There are a number of other stumbling points that took me some time to wrap my head around. Isn’t water vapor a much more potent greenhouse gas? How can we possibly tell whether global temperatures rise because of us or because of other, natural, causes, for example changes in the sun? Have climate models ever correctly predicted anything, and if so what? And in any case, what’s the problem with a temperature increase that’s hard to even read off the old-fashioned liquid thermometer pinned to our patio wall? I believe these are all obvious questions that everybody has at some point, and Krauss does a great job answering them.
I welcome this book because I have found it hard to come by a didactic introduction to climate science that doesn’t raise more question than it answers. Yes, there are websites which answer skeptics’ claims, but more often than not they offer little more than reference lists. Well intended, I concur, but not terribly illuminating. I took Michael Mann’s online course Climate Change: The Science and Global Impact, which provides a good overview. But I know enough physics to know that Mann’s course doesn’t say much about the physics. And, yes, I suppose I could take a more sophisticated course, but there are only so many hours in a day. I am sure the problem is familiar to you.

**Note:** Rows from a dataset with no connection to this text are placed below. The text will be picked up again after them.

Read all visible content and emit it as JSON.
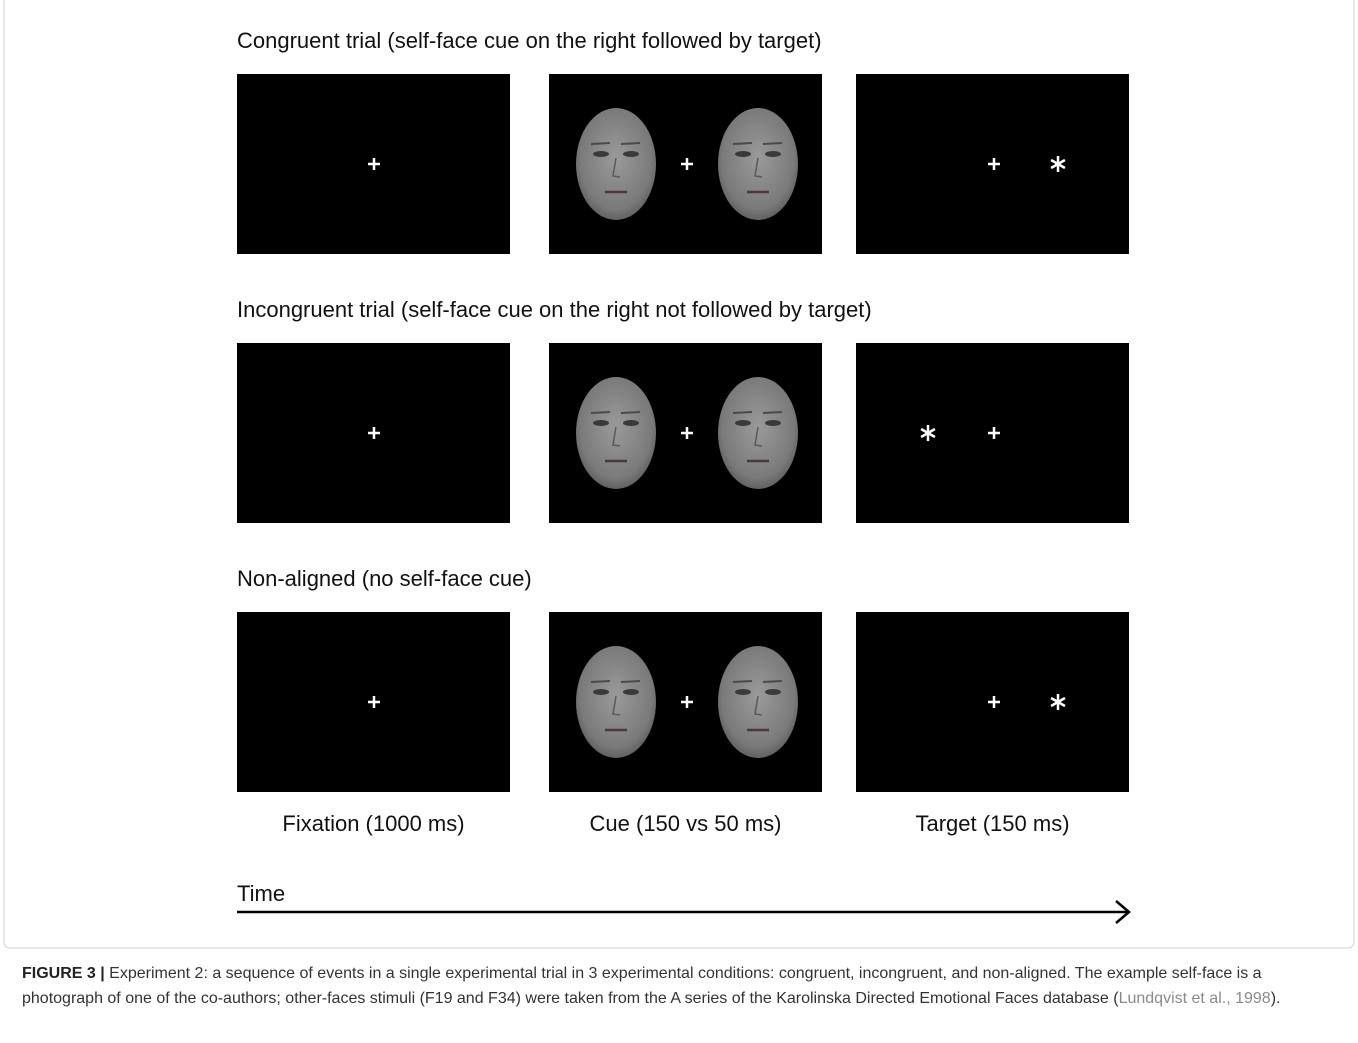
{
  "rows": [
    {
      "title": "Congruent trial (self-face cue on the right followed by target)"
    },
    {
      "title": "Incongruent trial (self-face cue on the right not followed by target)"
    },
    {
      "title": "Non-aligned (no self-face cue)"
    }
  ],
  "phases": [
    "Fixation (1000 ms)",
    "Cue (150 vs 50 ms)",
    "Target (150 ms)"
  ],
  "time_label": "Time",
  "caption": {
    "label": "FIGURE 3 |",
    "text": "Experiment 2: a sequence of events in a single experimental trial in 3 experimental conditions: congruent, incongruent, and non-aligned. The example self-face is a photograph of one of the co-authors; other-faces stimuli (F19 and F34) were taken from the A series of the Karolinska Directed Emotional Faces database (",
    "citation": "Lundqvist et al., 1998",
    "close": ")."
  }
}
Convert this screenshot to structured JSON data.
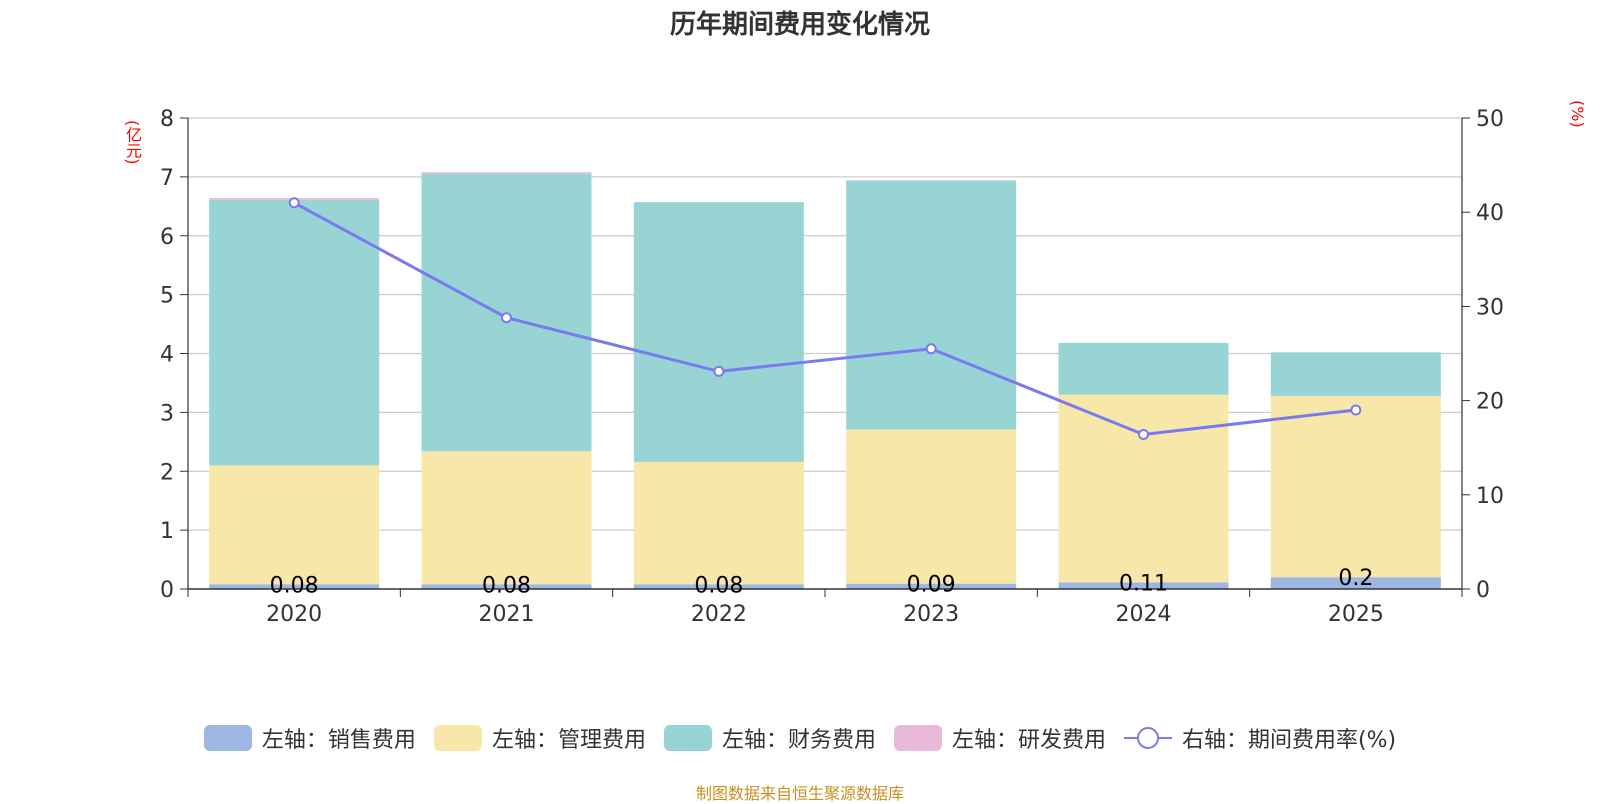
{
  "chart_data": {
    "type": "bar",
    "title": "历年期间费用变化情况",
    "categories": [
      "2020",
      "2021",
      "2022",
      "2023",
      "2024",
      "2025"
    ],
    "left_axis": {
      "unit": "(亿元)",
      "ylim": [
        0,
        8
      ],
      "ticks": [
        "0",
        "1",
        "2",
        "3",
        "4",
        "5",
        "6",
        "7",
        "8"
      ]
    },
    "right_axis": {
      "unit": "(%)",
      "ylim": [
        0,
        50
      ],
      "ticks": [
        "0",
        "10",
        "20",
        "30",
        "40",
        "50"
      ]
    },
    "grid": true,
    "series": [
      {
        "name": "左轴：销售费用",
        "axis": "left",
        "type": "stacked-bar",
        "color": "#9db6e2",
        "values": [
          0.08,
          0.08,
          0.08,
          0.09,
          0.11,
          0.2
        ],
        "value_labels": [
          "0.08",
          "0.08",
          "0.08",
          "0.09",
          "0.11",
          "0.2"
        ]
      },
      {
        "name": "左轴：管理费用",
        "axis": "left",
        "type": "stacked-bar",
        "color": "#f7e7a8",
        "values": [
          2.02,
          2.26,
          2.08,
          2.62,
          3.19,
          3.08
        ]
      },
      {
        "name": "左轴：财务费用",
        "axis": "left",
        "type": "stacked-bar",
        "color": "#98d4d4",
        "values": [
          4.51,
          4.71,
          4.41,
          4.23,
          0.88,
          0.74
        ]
      },
      {
        "name": "左轴：研发费用",
        "axis": "left",
        "type": "stacked-bar",
        "color": "#e8b9d9",
        "values": [
          0.03,
          0.03,
          0,
          0,
          0,
          0
        ]
      },
      {
        "name": "右轴：期间费用率(%)",
        "axis": "right",
        "type": "line",
        "color": "#7a7af0",
        "values": [
          41.0,
          28.8,
          23.1,
          25.5,
          16.4,
          19.0
        ]
      }
    ],
    "legend_position": "bottom"
  },
  "footer": "制图数据来自恒生聚源数据库"
}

So, at least for me, Krauss book fills a gap in the literature. To begin with, at under 200 pages in generous font size, it’s a short book. I have also found it a pleasure to read for Krauss neither trivializes the situation nor pushes conclusions in the reader’s face. It becomes clear from his writing that he is concerned, but his main mission is to inform, not to preach.

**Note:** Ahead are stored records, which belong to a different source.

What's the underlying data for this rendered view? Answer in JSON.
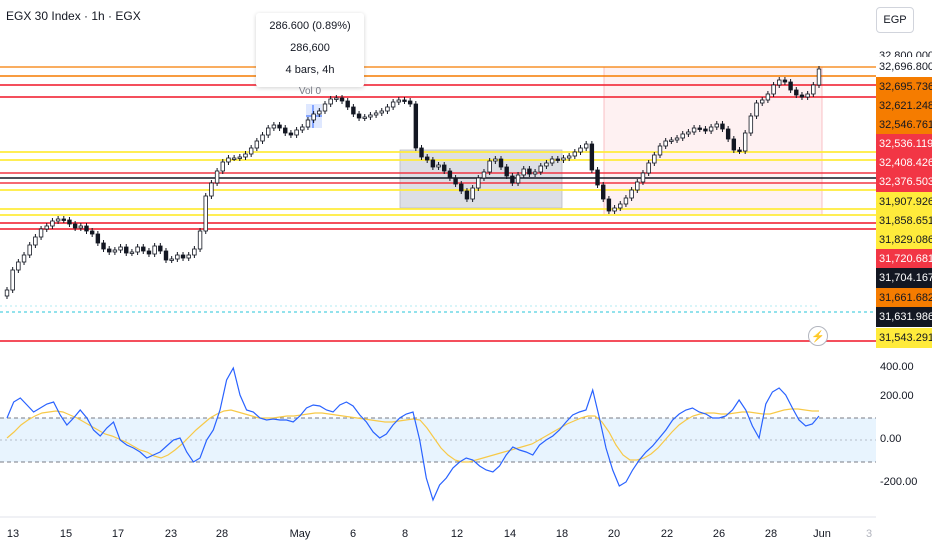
{
  "header": {
    "title": "EGX 30 Index · 1h · EGX"
  },
  "measure": {
    "change": "286.600 (0.89%) 286,600",
    "bars": "4 bars, 4h",
    "vol": "Vol 0"
  },
  "price_axis": {
    "currency": "EGP",
    "labels": [
      {
        "text": "32,800.000",
        "bg": "",
        "fg": "#131722"
      },
      {
        "text": "32,696.800",
        "bg": "#ffffff",
        "fg": "#131722"
      },
      {
        "text": "32,695.736",
        "bg": "#f57c00",
        "fg": "#131722"
      },
      {
        "text": "32,621.248",
        "bg": "#f57c00",
        "fg": "#131722"
      },
      {
        "text": "32,546.761",
        "bg": "#f57c00",
        "fg": "#131722"
      },
      {
        "text": "32,536.119",
        "bg": "#f23645",
        "fg": "#ffffff"
      },
      {
        "text": "32,408.426",
        "bg": "#f23645",
        "fg": "#ffffff"
      },
      {
        "text": "32,376.503",
        "bg": "#f23645",
        "fg": "#ffffff"
      },
      {
        "text": "31,907.926",
        "bg": "#ffeb3b",
        "fg": "#131722"
      },
      {
        "text": "31,858.651",
        "bg": "#ffeb3b",
        "fg": "#131722"
      },
      {
        "text": "31,829.086",
        "bg": "#ffeb3b",
        "fg": "#131722"
      },
      {
        "text": "31,720.681",
        "bg": "#f23645",
        "fg": "#ffffff"
      },
      {
        "text": "31,704.167",
        "bg": "#131722",
        "fg": "#ffffff"
      },
      {
        "text": "31,661.682",
        "bg": "#f57c00",
        "fg": "#131722"
      },
      {
        "text": "31,631.986",
        "bg": "#131722",
        "fg": "#ffffff"
      },
      {
        "text": "31,543.291",
        "bg": "#ffeb3b",
        "fg": "#131722"
      }
    ]
  },
  "rsi_axis": {
    "labels": [
      "400.00",
      "200.00",
      "0.00",
      "-200.00"
    ]
  },
  "time_axis": {
    "labels": [
      "13",
      "15",
      "17",
      "23",
      "28",
      "May",
      "6",
      "8",
      "12",
      "14",
      "18",
      "20",
      "22",
      "26",
      "28",
      "Jun",
      "3"
    ]
  },
  "colors": {
    "red_line": "#f23645",
    "orange_line": "#f57c00",
    "yellow_line": "#ffeb3b",
    "rsi": "#2962ff",
    "signal": "#f7c948"
  },
  "icons": {
    "flash": "flash-icon"
  }
}
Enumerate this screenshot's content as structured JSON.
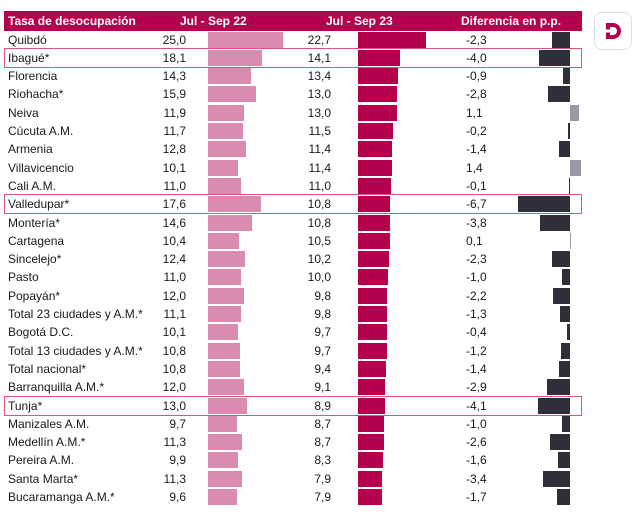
{
  "header": {
    "label_col": "Tasa de desocupación",
    "col1": "Jul - Sep 22",
    "col2": "Jul - Sep 23",
    "col3": "Diferencia en p.p."
  },
  "logo": {
    "icon": "brand-d-logo-icon"
  },
  "colors": {
    "header": "#b5004d",
    "bar_2022": "#d98cb0",
    "bar_2023": "#b5004d",
    "bar_diff": "#2f2f3a",
    "bar_diff_positive": "#9a9aa6",
    "highlight": "#d9577f"
  },
  "chart_data": {
    "type": "table",
    "title": "Tasa de desocupación",
    "columns": [
      "Tasa de desocupación",
      "Jul - Sep 22",
      "Jul - Sep 23",
      "Diferencia en p.p."
    ],
    "categories": [
      "Quibdó",
      "Ibagué*",
      "Florencia",
      "Riohacha*",
      "Neiva",
      "Cúcuta A.M.",
      "Armenia",
      "Villavicencio",
      "Cali A.M.",
      "Valledupar*",
      "Montería*",
      "Cartagena",
      "Sincelejo*",
      "Pasto",
      "Popayán*",
      "Total 23 ciudades y A.M.*",
      "Bogotá D.C.",
      "Total 13 ciudades y A.M.*",
      "Total nacional*",
      "Barranquilla A.M.*",
      "Tunja*",
      "Manizales A.M.",
      "Medellín A.M.*",
      "Pereira A.M.",
      "Santa Marta*",
      "Bucaramanga A.M.*"
    ],
    "series": [
      {
        "name": "Jul - Sep 22",
        "values": [
          "25,0",
          "18,1",
          "14,3",
          "15,9",
          "11,9",
          "11,7",
          "12,8",
          "10,1",
          "11,0",
          "17,6",
          "14,6",
          "10,4",
          "12,4",
          "11,0",
          "12,0",
          "11,1",
          "10,1",
          "10,8",
          "10,8",
          "12,0",
          "13,0",
          "9,7",
          "11,3",
          "9,9",
          "11,3",
          "9,6"
        ]
      },
      {
        "name": "Jul - Sep 23",
        "values": [
          "22,7",
          "14,1",
          "13,4",
          "13,0",
          "13,0",
          "11,5",
          "11,4",
          "11,4",
          "11,0",
          "10,8",
          "10,8",
          "10,5",
          "10,2",
          "10,0",
          "9,8",
          "9,8",
          "9,7",
          "9,7",
          "9,4",
          "9,1",
          "8,9",
          "8,7",
          "8,7",
          "8,3",
          "7,9",
          "7,9"
        ]
      },
      {
        "name": "Diferencia en p.p.",
        "values": [
          "-2,3",
          "-4,0",
          "-0,9",
          "-2,8",
          "1,1",
          "-0,2",
          "-1,4",
          "1,4",
          "-0,1",
          "-6,7",
          "-3,8",
          "0,1",
          "-2,3",
          "-1,0",
          "-2,2",
          "-1,3",
          "-0,4",
          "-1,2",
          "-1,4",
          "-2,9",
          "-4,1",
          "-1,0",
          "-2,6",
          "-1,6",
          "-3,4",
          "-1,7"
        ]
      }
    ],
    "highlighted": [
      "Ibagué*",
      "Valledupar*",
      "Tunja*"
    ]
  }
}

I welcome Krauss’ book for another reason. As a physicist myself, I have been somewhat embarrassed by the numerous physicists who have put forward very – I am looking for a polite word here – shall we say, iconoclastic, ideas about climate change. I have also noticed this personally in several occasions, that physicists have rather strong yet uninformed opinion about what climate models are good for. I am therefore happy that a physicist as well-known as Krauss counteracts the impression that physicists believe they know everything better. He 100% sticks with the established science and doesn’t put forward own speculations.
There are some topics though I wish Krauss would have said more about. One particularly glaring omission is the uncertainty in climate trend projections due to the lacking understanding of cloud formation. Indeed, Krauss says little about the shortcomings of current climate models aside from acknowledging that tipping points are difficult to predict, and nothing about the difficulties of quantifying the uncertainty. This is unfortunate, for it’s another issue that irks me when I read about climate change in newspapers or magazines. Every model has shortcomings, and when those shortcomings aren’t openly put on the table I begin to wonder if something’s being swept under the rug. You see, I’m chronically skeptical myself. Maybe it’s something to do with being a physicist after all.

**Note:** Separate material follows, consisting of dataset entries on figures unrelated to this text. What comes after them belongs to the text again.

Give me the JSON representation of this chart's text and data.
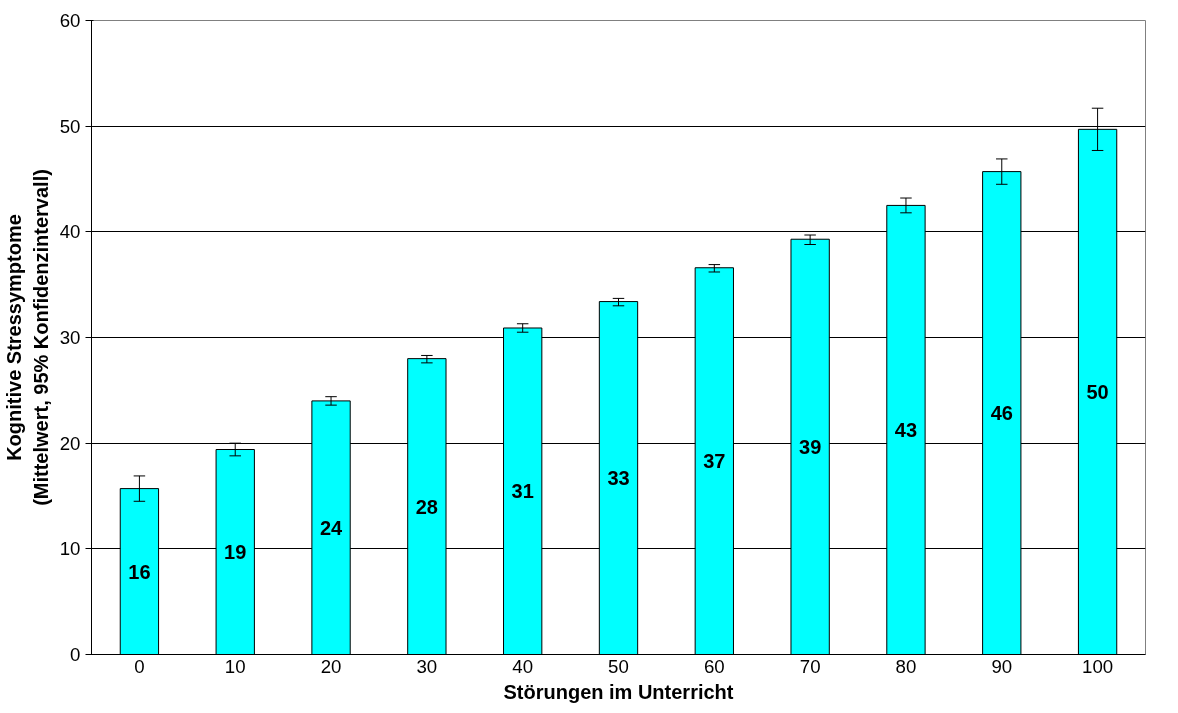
{
  "chart_data": {
    "type": "bar",
    "xlabel": "Störungen im Unterricht",
    "ylabel": "Kognitive Stressymptome\n(Mittelwert, 95% Konfidenzintervall)",
    "categories": [
      "0",
      "10",
      "20",
      "30",
      "40",
      "50",
      "60",
      "70",
      "80",
      "90",
      "100"
    ],
    "values": [
      15.7,
      19.4,
      24.0,
      28.0,
      30.9,
      33.4,
      36.6,
      39.3,
      42.5,
      45.7,
      49.7
    ],
    "errors": [
      [
        14.5,
        16.9
      ],
      [
        18.8,
        20.0
      ],
      [
        23.6,
        24.4
      ],
      [
        27.6,
        28.3
      ],
      [
        30.5,
        31.3
      ],
      [
        33.0,
        33.7
      ],
      [
        36.2,
        36.9
      ],
      [
        38.8,
        39.7
      ],
      [
        41.8,
        43.2
      ],
      [
        44.5,
        46.9
      ],
      [
        47.7,
        51.7
      ]
    ],
    "value_labels": [
      "16",
      "19",
      "24",
      "28",
      "31",
      "33",
      "37",
      "39",
      "43",
      "46",
      "50"
    ],
    "color": "#00ffff",
    "ylim": [
      0,
      60
    ],
    "yticks": [
      0,
      10,
      20,
      30,
      40,
      50,
      60
    ],
    "grid": "y"
  }
}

I for one certainly wish there was more science in the news coverage of climate change. Yes, there are social science studies showing that facts do little to change opinions. But many people, I believe, genuinely don’t know what to think because without at least a little background knowledge it isn’t all that easy to identify mistakes in the arguments of climate change deniers. Krauss’ book is a good starting point to get that background knowledge.